Uma empresa comercial japonesa que inclui fabricantes de mídia de grande sucesso como Studio Ghibli, Square Enix e Bandai acaba de anunciar que enviou um a carta à OpenAI em 28 de outubro por suposta violação de direitos autorais.
A carta contém algumas observações sobre a semelhança do “conteúdo japonês” com o vídeo Sora 2 e emite dois pedidos: pede à OpenAI que não use conteúdo CODA como dados de treinamento sem permissão prévia e solicita que a OpenAI “responda sinceramente” se algum membro do CODA reclamar sobre questões de direitos autorais.
Visivelmente ausente está qualquer coisa como “ação imediata” ou “reivindicações” de ameaças legais diretas.

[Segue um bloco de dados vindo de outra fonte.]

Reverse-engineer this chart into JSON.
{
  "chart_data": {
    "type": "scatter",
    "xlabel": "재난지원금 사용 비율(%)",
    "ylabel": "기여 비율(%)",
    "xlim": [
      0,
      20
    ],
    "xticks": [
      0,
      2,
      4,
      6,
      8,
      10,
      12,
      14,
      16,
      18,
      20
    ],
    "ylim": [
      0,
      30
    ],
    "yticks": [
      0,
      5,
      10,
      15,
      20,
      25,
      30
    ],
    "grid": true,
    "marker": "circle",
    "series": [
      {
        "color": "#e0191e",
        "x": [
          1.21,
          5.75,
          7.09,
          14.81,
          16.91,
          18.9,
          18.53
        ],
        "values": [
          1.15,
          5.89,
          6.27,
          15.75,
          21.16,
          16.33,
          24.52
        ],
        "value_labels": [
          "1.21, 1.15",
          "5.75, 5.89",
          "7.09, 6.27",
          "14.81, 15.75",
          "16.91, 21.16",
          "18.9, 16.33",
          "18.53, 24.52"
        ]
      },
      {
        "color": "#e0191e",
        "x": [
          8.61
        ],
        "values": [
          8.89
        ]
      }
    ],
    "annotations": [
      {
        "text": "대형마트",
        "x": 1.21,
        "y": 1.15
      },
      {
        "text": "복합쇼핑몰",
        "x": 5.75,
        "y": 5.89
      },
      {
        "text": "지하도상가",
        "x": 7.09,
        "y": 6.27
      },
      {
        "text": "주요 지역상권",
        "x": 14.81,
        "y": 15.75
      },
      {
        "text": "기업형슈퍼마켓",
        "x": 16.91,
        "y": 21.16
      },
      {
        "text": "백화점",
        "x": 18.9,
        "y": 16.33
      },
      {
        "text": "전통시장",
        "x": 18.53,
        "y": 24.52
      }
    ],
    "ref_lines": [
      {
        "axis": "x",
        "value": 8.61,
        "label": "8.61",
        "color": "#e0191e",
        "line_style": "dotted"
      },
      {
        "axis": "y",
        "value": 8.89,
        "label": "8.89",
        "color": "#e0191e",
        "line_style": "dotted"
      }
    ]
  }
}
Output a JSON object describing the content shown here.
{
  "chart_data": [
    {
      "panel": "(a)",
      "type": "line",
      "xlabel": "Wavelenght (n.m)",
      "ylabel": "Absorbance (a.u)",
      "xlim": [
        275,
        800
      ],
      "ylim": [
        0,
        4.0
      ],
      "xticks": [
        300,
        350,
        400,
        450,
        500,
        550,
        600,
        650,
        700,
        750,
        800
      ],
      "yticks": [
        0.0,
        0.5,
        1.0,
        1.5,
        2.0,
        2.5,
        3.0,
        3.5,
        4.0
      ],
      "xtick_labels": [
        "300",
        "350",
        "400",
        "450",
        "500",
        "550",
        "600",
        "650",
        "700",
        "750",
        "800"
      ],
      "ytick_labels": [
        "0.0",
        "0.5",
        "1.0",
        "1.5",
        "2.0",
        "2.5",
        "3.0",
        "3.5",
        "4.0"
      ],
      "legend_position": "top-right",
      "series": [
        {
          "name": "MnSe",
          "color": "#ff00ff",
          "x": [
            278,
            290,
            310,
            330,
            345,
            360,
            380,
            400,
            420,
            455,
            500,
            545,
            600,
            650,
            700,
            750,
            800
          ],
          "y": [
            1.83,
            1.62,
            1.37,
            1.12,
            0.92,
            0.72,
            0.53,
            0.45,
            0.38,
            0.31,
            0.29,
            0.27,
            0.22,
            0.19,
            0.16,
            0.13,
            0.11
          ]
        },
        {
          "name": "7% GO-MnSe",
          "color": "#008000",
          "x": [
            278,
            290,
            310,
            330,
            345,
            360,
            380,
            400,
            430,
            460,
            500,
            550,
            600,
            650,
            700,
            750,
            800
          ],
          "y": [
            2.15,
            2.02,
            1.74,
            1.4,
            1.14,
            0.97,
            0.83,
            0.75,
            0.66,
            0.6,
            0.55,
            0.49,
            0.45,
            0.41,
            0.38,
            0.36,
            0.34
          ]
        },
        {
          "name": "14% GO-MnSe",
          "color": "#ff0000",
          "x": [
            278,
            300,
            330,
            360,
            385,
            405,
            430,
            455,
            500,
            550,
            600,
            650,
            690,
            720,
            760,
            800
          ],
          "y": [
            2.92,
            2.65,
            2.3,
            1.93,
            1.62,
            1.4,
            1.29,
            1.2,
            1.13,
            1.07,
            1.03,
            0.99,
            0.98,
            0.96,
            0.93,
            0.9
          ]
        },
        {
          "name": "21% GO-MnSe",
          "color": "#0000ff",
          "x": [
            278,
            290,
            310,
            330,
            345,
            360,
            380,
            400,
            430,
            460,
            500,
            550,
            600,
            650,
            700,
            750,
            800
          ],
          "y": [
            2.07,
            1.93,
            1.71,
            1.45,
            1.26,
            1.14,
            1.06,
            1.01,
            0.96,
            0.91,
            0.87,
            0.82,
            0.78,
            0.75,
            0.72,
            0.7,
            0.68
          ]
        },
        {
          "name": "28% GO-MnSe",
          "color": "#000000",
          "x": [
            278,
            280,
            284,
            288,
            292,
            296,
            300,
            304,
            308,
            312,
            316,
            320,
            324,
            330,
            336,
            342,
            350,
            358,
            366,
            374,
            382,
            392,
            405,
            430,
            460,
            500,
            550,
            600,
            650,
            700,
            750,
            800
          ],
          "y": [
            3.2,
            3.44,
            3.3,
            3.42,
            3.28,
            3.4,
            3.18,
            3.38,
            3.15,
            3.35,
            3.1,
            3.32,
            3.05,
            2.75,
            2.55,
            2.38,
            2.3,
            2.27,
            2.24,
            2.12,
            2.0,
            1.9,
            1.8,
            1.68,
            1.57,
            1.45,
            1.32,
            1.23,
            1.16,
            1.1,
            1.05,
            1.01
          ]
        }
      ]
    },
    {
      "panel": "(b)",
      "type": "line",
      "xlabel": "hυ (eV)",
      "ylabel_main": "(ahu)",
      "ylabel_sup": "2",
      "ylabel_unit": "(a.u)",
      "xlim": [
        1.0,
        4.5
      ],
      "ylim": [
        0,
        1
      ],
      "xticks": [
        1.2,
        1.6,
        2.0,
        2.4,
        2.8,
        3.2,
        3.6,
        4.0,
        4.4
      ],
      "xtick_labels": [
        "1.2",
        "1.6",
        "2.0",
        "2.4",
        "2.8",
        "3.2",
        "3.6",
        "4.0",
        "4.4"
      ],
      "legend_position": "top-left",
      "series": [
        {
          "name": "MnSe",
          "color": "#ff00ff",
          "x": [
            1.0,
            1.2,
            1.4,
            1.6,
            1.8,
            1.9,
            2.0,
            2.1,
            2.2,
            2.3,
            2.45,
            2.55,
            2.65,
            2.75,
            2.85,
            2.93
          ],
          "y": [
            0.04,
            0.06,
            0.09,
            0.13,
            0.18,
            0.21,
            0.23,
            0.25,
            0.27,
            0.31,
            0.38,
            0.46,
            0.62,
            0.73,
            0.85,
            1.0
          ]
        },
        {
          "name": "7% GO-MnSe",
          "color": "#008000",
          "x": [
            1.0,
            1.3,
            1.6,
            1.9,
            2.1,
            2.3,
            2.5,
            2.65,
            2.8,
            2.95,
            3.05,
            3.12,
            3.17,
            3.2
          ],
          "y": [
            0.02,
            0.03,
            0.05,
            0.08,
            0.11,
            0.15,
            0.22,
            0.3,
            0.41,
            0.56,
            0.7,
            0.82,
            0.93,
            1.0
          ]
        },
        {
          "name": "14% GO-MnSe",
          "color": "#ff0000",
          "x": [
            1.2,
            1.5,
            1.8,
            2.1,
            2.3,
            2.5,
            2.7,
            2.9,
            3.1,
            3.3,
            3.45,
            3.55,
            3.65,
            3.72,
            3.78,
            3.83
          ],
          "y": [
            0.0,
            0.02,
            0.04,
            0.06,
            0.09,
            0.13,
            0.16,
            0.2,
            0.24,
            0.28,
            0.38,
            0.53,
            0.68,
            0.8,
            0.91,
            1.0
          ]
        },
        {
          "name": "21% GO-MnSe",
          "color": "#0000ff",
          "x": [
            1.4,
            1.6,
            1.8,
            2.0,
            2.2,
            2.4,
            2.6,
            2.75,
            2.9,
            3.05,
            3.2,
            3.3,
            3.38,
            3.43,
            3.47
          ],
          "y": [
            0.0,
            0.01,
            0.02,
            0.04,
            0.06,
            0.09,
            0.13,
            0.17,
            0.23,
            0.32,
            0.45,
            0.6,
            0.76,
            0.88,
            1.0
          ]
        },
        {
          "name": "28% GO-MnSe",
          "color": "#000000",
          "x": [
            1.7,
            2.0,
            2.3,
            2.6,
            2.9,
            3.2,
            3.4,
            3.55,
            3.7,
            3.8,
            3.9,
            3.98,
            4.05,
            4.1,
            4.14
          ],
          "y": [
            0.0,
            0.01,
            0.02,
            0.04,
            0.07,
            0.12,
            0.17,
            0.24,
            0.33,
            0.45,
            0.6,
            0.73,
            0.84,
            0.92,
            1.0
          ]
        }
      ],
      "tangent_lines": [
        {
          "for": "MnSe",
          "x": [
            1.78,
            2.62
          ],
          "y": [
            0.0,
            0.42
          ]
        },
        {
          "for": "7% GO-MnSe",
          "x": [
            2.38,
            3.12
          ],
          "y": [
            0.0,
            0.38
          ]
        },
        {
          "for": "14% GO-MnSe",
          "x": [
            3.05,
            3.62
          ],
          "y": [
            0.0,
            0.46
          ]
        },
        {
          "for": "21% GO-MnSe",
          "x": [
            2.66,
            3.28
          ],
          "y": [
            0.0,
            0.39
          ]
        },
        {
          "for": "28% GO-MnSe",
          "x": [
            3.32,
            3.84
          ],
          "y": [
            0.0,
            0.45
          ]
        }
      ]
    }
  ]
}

Sora 2, o modelo top de linha de texto para vídeo da OpenAI, foi lançado no final de setembro e foi imediatamente anunciado como um inferno de direitos autorais por qualquer pessoa interessada em IA. Isso inclui uma grande quantidade de conteúdo que se parece muito com os recursos da mídia japonesa Pokémon, O universo dos videogames de Hideo Kojimae alguns Produção não especificada do Studio Ghibli.
Enquadrar a suposta violação tem tom e abordagem diferentes da maioria das reivindicações americanas de direitos autorais. As semelhanças entre o Sora 2 e as imagens e vídeos japoneses são “o resultado do uso de conteúdo japonês como dados de aprendizado de máquina”, diz CODA. Quando tal conteúdo é produzido, “o CODA considera que o ato de copiar durante o processo de aprendizado de máquina pode constituir violação de direitos autorais”.
Há uma secção potencialmente relevante sobre IA na lei de direitos de autor do Japão chamada Artigo 30-4 que pode lançar alguma luz sobre o raciocínio e as razões do CODA para começar com uma abordagem tão branda para obter soluções – nomeadamente que o Japão é um ambiente legal permissivo para este tipo de coisas. De acordo com um Fichas oficiais sobre a lei“Exploração para fins não recreativos”, como “desenvolvimento de IA ou outras formas de análise de dados podem, em princípio, ser permitidas sem a permissão do detentor dos direitos autorais”.
A CODA, no entanto, afirma que no Japão, “geralmente é necessária permissão prévia para o uso de obras protegidas por direitos autorais, e não existe nenhum mecanismo que permita evitar a responsabilidade por infração por meio de objeções subsequentes”.